Post
Topic
Board Speculation
Re: Wall Observer BTC/USD - Bitcoin price movement tracking & discussion
by
BTCMILLIONAIRE
on 14/03/2020, 03:54:19 UTC

Again, USD changes functionally while BTC does not. The latter is 100% predictable and reliable, the former is up to the whims of the printing press. What was 1 USD last week is no longer 1 USD today. And unlike with BTC that is not due to 'relative value' to other goods based on supply and demand.

Nobody would've been able to almost eradicate entire nations if BTC was the currency of choice, because the functionality is consistent and constant over time. Meanwhile with central banks and fiat currencies all it takes is some good old hyperinflation or complete loss of trust which turns fiat from money into useless paper.

The only way you can accurately argue $1 = $1 is if you refer to the paper and its specific print. As money this is untrue.

Yes, I do agree with your comparison between BTC and USD. That's why I do like BTC.

But still...

1 USD (with its inherent shitty features, like unpredictable emission rate, risk of being turned into completely useless paper and whatever you want to add here) = 1 USD (with its inherent shitty features, like unpredictable emission rate, risk of being turned into completely useless paper and whatever you want to add here)

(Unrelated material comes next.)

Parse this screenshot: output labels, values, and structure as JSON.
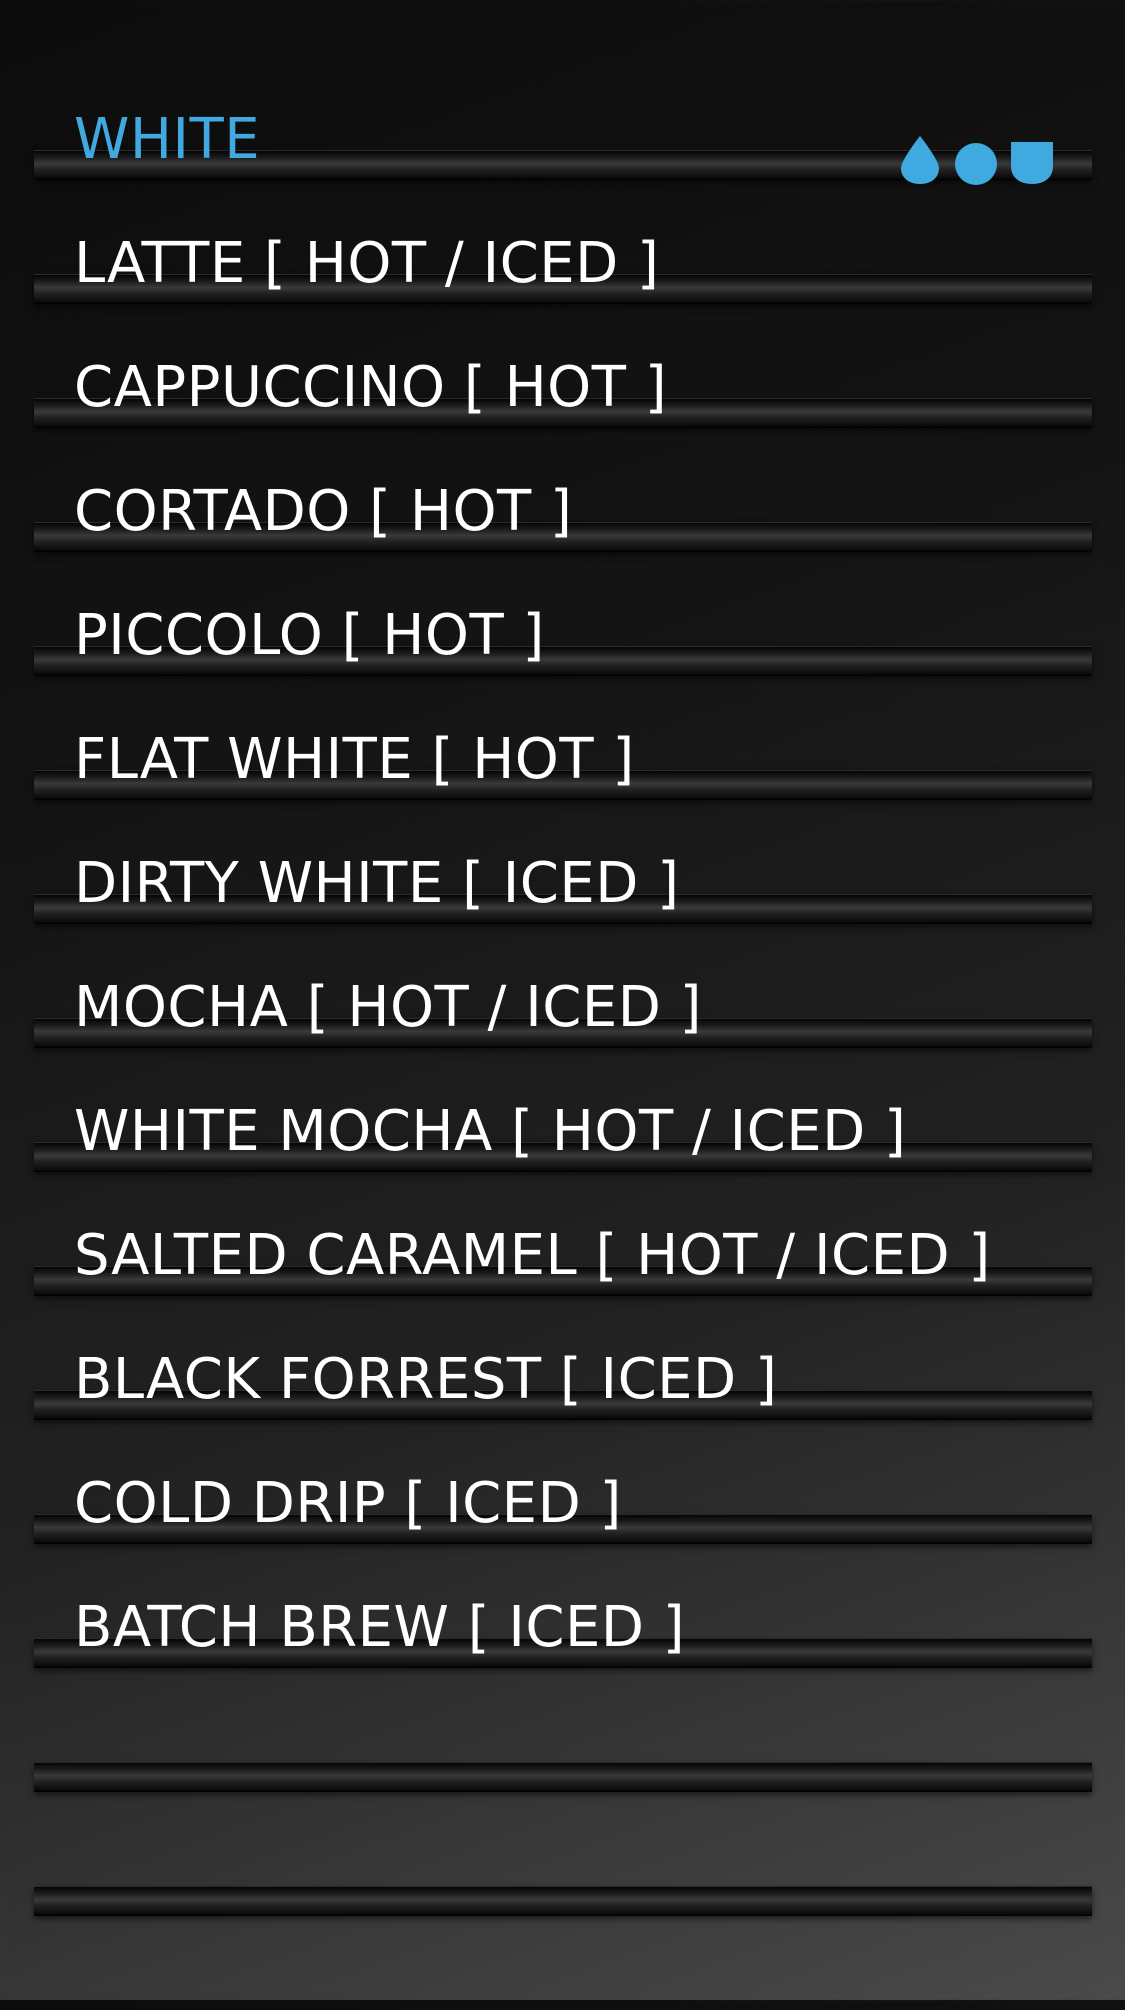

It's just an equal sign with both *IDENTICAL* values at each side of the equal sign. That shouldn't be debatable.

Like "cmqñljer=cmqñljer" where I don't know what "cmqñljer" really is, nor its characteristics, nor I do really care... but I can safely say that 1cmqñljer = 1 cmqñljer.

But... If I wanted to really explain its advantages I would focus on them instead of just saying that 1cmqñljer = 1 cmqñljer which I don't think is a very good argument to convince anyone. And the same applies to 1BTC = 1BTC.

Anyways, people will keep repeating it at each and every dump as some sort of miraculous Vodoo. I know. I will just have to live with it as I have done all this years Smiley
I don't particularly care for the 1 BTC = 1 BTC argument and I wouldn't focus on, or even mention, it to sell anyone on the idea of BTC.

But here you keep ignoring the time variable when you try to assert 1 USD to be 1 USD.

This is only ever true in an isolated snapshot of an arbitrary "now". The functionality of 1 USD at any time t is different from the functionality of 1 USD at any time s that is sufficiently far from t. This does not happen with BTC.

I'm not sure in what other way to verbalize the fact that 1 USD is not always going to be 1 USD. It's not about the paper bill, or the number that shows up in a bank account. Those are entirely arbitrary and irrelevant when it comes to the functionality as money.

If you had a fiat currency without a central bank (or a functional equivalent) you'd have the 1 USD = 1 USD argument in the same way that you have 1 BTC = 1 BTC.